5.2—The Lord Chief Justice meets King Henry V, expecting disaster, since he imprisoned the king when he was an unruly prince who insulted authority. The new king upbraids the Justice for his earlier behavior; the Justice eloquently retorts that he had defended "The majesty and power of law and justice." A member: a great performance as a lawyer by the LCJ! Henry V commends the old man, offers his hand, and promises, "You shall be as a father to my youth." He promises to "frustrate prophecies" that he would be a lawless monarch.
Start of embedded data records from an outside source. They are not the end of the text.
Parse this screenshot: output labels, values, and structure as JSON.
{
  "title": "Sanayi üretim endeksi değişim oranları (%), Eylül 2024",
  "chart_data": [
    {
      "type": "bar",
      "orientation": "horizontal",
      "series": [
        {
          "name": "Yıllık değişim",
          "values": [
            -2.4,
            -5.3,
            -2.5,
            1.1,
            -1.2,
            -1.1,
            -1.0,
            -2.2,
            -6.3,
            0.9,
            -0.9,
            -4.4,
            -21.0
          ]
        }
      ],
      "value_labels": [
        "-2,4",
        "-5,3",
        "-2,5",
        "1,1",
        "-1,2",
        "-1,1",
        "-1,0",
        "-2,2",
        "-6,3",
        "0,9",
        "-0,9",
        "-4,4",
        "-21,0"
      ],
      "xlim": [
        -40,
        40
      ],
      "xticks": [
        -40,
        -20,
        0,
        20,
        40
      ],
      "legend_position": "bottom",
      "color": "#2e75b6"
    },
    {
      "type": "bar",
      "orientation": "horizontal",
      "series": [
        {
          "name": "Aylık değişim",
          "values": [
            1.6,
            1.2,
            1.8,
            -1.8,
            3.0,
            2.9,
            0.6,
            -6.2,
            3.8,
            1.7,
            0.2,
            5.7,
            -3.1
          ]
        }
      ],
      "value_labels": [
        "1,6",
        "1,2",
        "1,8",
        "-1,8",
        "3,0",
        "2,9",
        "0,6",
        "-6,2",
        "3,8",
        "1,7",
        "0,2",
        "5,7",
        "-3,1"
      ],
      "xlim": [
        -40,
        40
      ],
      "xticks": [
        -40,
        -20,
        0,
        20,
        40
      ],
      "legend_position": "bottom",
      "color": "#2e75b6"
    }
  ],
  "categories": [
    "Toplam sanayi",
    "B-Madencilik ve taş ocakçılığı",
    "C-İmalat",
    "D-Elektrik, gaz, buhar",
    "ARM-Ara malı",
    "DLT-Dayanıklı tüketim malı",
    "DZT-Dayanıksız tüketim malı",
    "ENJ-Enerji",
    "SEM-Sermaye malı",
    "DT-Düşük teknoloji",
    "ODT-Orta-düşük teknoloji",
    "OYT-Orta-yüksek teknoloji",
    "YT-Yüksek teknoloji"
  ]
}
The Vice Dean called this scene the "rehabilitation of Hal," a reformation the prince had promised as early as his soliloquy in 1.4 of Part One. A member disdained Hal's "insincere fawning" over the Justice as he had over his father, in

sharp contrast to the prince's witty and frank exchanges with Falstaff, "Give and take between equals": wit, fun, a close mutual bond. Another member: Hal makes no promises as to what he will do as king, despite his airy generalities. A member: Hal never tells Falstaff before Hal becomes king that he will have to dismiss the fat man from his presence once Hal rules. A guest: we wonder how Hal will now rule as king, not convinced that he can walk the walk. A member: Henry V "takes the high ground" with the LCJ, a good augury that he will defend law and order as monarch. A member: we now have "measurable expectations" by which to judge the new king as he begins his rule.

The Vice Dean asked us to return to an old idea about Hal as prince: that he had been offered three models of how to rule, by Henry, Hotspur, and Falstaff. Only Falstaff still lives. We are left in suspense as to the model Hal will follow in ruling England as Henry V. Hal has not followed anyone else's lead up to the point that he begins his reign.